Author : Jennifer Homans
Publisher : Random House
Page : 640 pages
File Size : 43,84 MB
Release : 2010-11-02
Category : Performing Arts
ISBN : 0679603905
NEW YORK TIMES BESTSELLER • NAMED ONE OF THE BEST BOOKS OF THE YEAR BY THE NEW YORK TIMES BOOK REVIEW, LOS ANGELES TIMES, SAN FRANCISCO CHRONICLE, AND PUBLISHERS WEEKLY For more than four hundred years, the art of ballet has stood at the center of Western civilization. Its traditions serve as a record of our past. Lavishly illustrated and beautifully told, Apollo’s Angels—the first cultural history of ballet ever written—is a groundbreaking work.
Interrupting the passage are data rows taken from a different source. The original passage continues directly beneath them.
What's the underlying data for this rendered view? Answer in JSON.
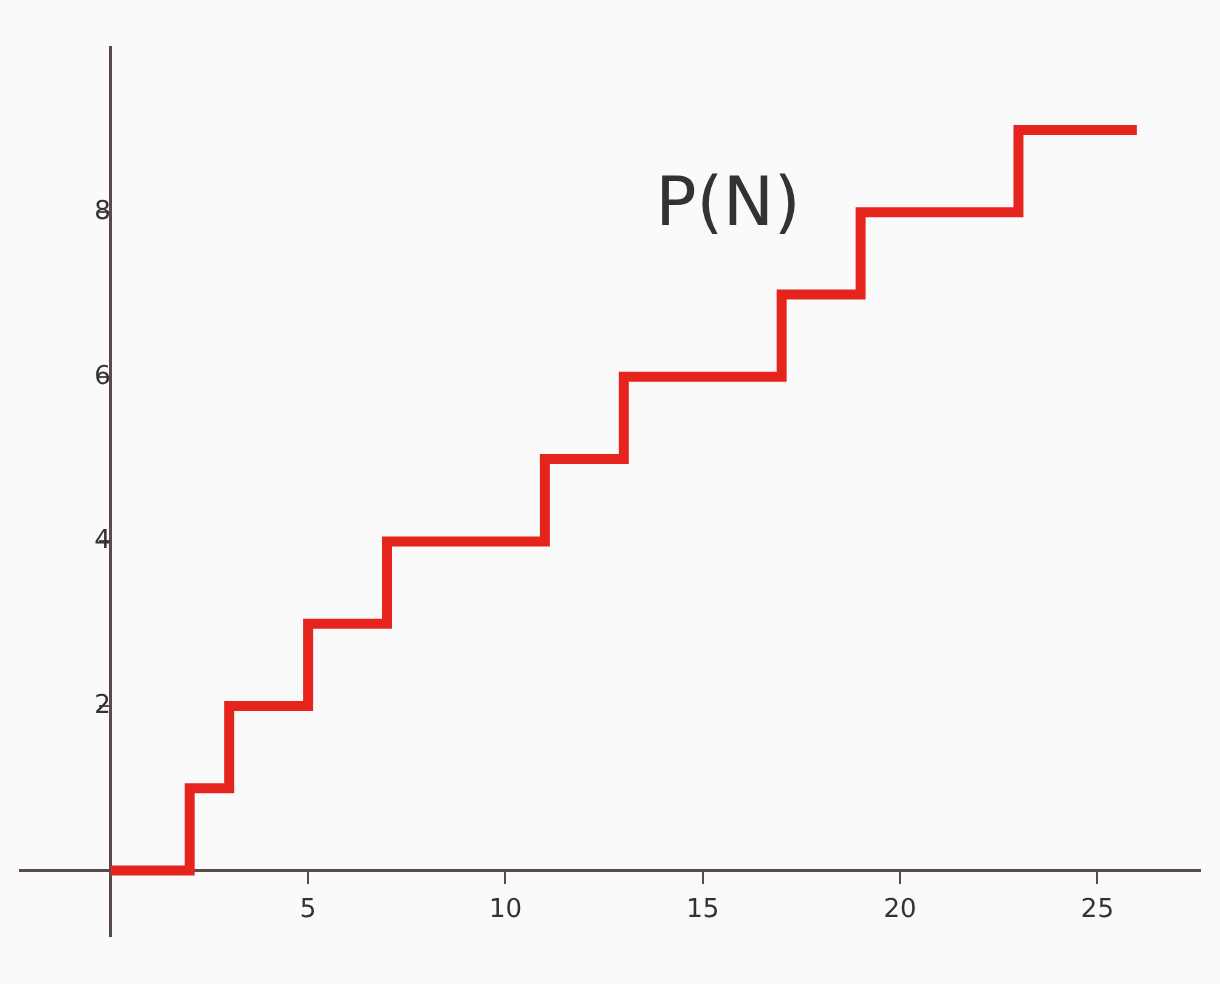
{
  "chart_data": {
    "type": "step",
    "x": [
      0,
      2,
      3,
      5,
      7,
      11,
      13,
      17,
      19,
      23,
      26
    ],
    "series": [
      {
        "name": "P(N)",
        "color": "#e5251d",
        "values": [
          0,
          1,
          2,
          3,
          4,
          5,
          6,
          7,
          8,
          9,
          9
        ]
      }
    ],
    "xlim": [
      -2.3,
      27.6
    ],
    "ylim": [
      -0.8,
      10
    ],
    "xticks": [
      5,
      10,
      15,
      20,
      25
    ],
    "yticks": [
      2,
      4,
      6,
      8
    ],
    "grid": false,
    "legend": false,
    "marker": "none",
    "line_style": "solid"
  }
}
From ballet’s origins in the Renaissance and the codification of its basic steps and positions under France’s Louis XIV (himself an avid dancer), the art form wound its way through the courts of Europe, from Paris and Milan to Vienna and St. Petersburg. In the twentieth century, émigré dancers taught their art to a generation in the United States and in Western Europe, setting off a new and radical transformation of dance. Jennifer Homans, a historian, critic, and former professional ballerina, wields a knowledge of dance born of dedicated practice. Her admiration and love for the ballet, as Entertainment Weekly notes, brings “a dancer’s grace and sure-footed agility to the page.”